Here, $l$ represents the l-th evaluation indicator. $U_{w,l}$ denotes the basic probability mass of the indicator. $U_{\xi ,l}$ indicates the basic probability mass that is not allocated within the indicator. ${\overline{U}}_{\xi ,l}$ represents the basic probability mass not allocated to any indicator other than the l-th evaluation indicator. ${\tilde{U}}_{\xi ,l}$ signifies the incompleteness of the indicator in the power set of probability masses.

Step 3. ER Iteration

(a)

Combine Basic Probability Mass

Calculate the combined probability mass from the basic probability mass using the following equation:

$$U_{w,1}={\overline{U}}_{\xi ,1}+{\tilde{U}}_{\xi ,1}$$

(10)

$$U_{w,\mathsf{{\rm Y}}\left(2\right)}=\mathsf{\Gamma }\left[U_{w,1}{U}_{n,2}+U_{w,1}{U}_{\xi ,2}+U_{\xi ,1}{U}_{n,2}\right]$$

(11)

$${\tilde{U}}_{\xi ,\mathsf{{\rm Y}}\left(2\right)}=\mathsf{\Gamma }\left[{\tilde{U}}_{\xi ,1}{\tilde{U}}_{\vartheta ,2}+{\tilde{U}}_{\xi ,1}{\overline{U}}_{\xi ,2}+{\overline{U}}_{\xi ,1}{\tilde{U}}_{\xi ,2}\right]$$

(12)

$${\overline{U}}_{\xi ,\mathsf{{\rm Y}}\left(2\right)}=\mathsf{\Gamma }{\overline{U}}_{\xi ,1}{\overline{U}}_{\xi ,2}$$

(13)

$$\Gamma ={\left[1-{\displaystyle \sum }_{j=1}^d{\displaystyle \sum }_{i=1,i\ne j}^d{U}_{j,1}{U}_{i,2}\right]}^{-1}$$

(14)

where $\Gamma$ denotes the normalization coefficient, which ensures that the total probability mass sums to one.

(b)

Combine Confidence Levels

The equation for combining confidence levels is as follows:

$${\mathsf{\varrho }}_{w,\mathsf{{\rm Y}}\left(2\right)}={\displaystyle \frac{U_{w,\mathsf{{\rm Y}}\left(2\right)}}{1-{\overline{U}}_{\xi ,\mathsf{{\rm Y}}\left(2\right)}}}$$

(15)

$${\mathsf{\varrho }}_{\xi ,\mathsf{{\rm Y}}\left(2\right)}={\displaystyle \frac{{\tilde{U}}_{\xi ,\mathsf{{\rm Y}}\left(2\right)}}{1-{\overline{U}}_{\xi ,\mathsf{{\rm Y}}\left(2\right)}}}$$

(16)

The term ${\varrho }_{w,{\rm Y}\left(2\right)}$ represents the joint confidence of the fused indicators. The term ${\varrho }_{\xi ,{\rm Y}\left(2\right)}$ represents the confidence assigned to the fused indicators that have not been allocated to any specific result.

(c)

Final Confidence Level

Combine the synthesized basic probability mass with subsequent evidence, iterating through steps (a) and (b), and ultimately calculate the final confidence level $\mathsf{{\rm Y}}\left(L\right)$. The equation is as follows:

$$\begin{array}{c}{\rm Y}\left(L\right)=\left(J_w,{\alpha }_{w,{\rm Y}\left(L\right)}\right),(\Phi ,{\varrho }_{\Theta ,{\rm Y}\left(L\right)}),w=1,\cdots d\end{array}$$

(17)

(d)

Fusion Result

Assume the utility of evaluation level $J_w$ is $X\left(J_w\right)$. The final fused utility $X$ is given by the following:

$$\begin{array}{c}X={\displaystyle {\displaystyle \sum }_{w=1}^d}X\left(J_w\right){\varrho }_{w,{\rm Y}\left(L\right)}\end{array}$$

(18)

The final assessment is normalized to a range between 0 and 1, where values closer to 0 indicate higher security.

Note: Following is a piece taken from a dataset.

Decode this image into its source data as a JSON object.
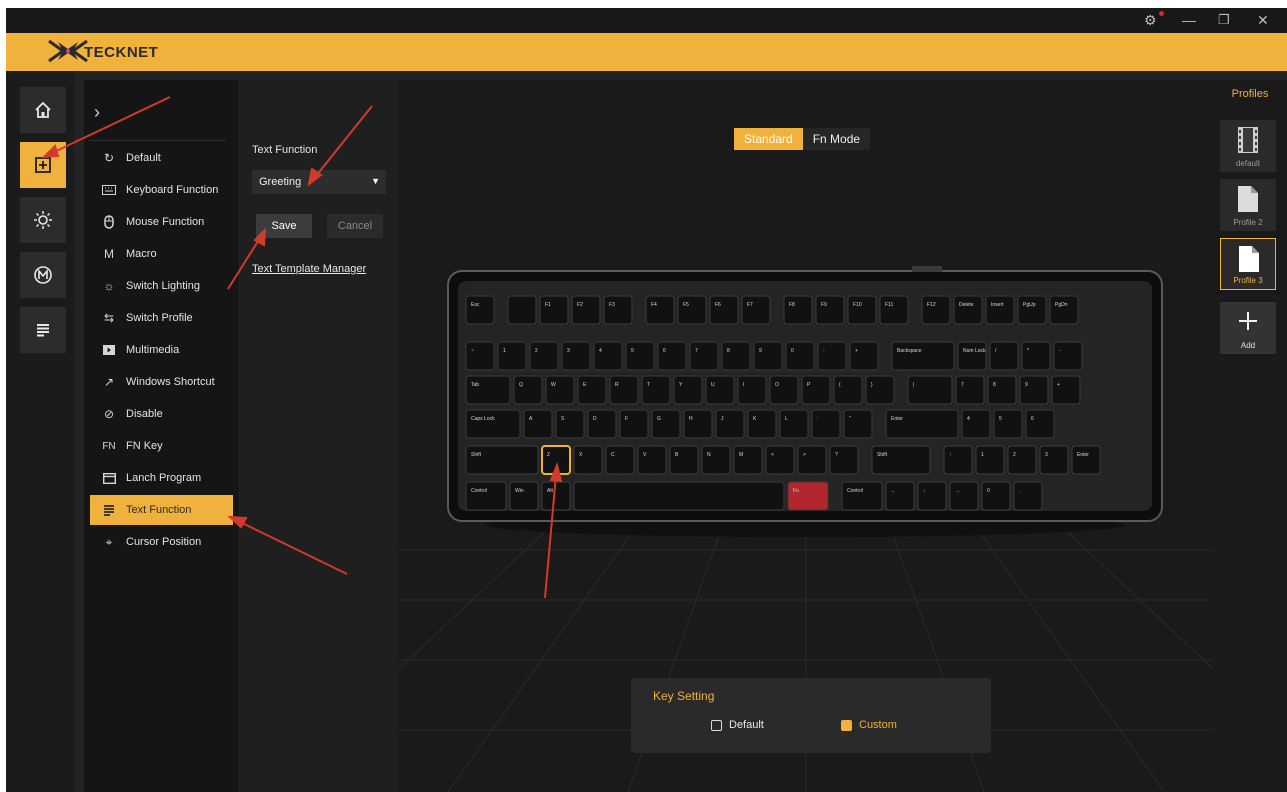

Once the data have been integrated, the interpretable definition needs to be set up for the ICS network and the predictive model.

3.3. Definition of Model Interpretability

To develop an efficient and interpretable model, it is crucial first to study the network security structure and operational mechanisms of ICSs. Historical data are utilized to train the model, and expert knowledge is employed to set the initial parameters. However, relying solely on these two methods to establish a BRB prediction model has its limitations in terms of accuracy. To enhance prediction accuracy, optimization algorithms have been introduced for iterative parameter updates. While this can improve prediction accuracy, it often leads to a decrease in interpretability and may sometimes result in unrealistic outcomes. For example, there might be minimal differences between the best- and worst-case scenarios. Therefore, this study aims to ensure and enhance the interpretability of the model.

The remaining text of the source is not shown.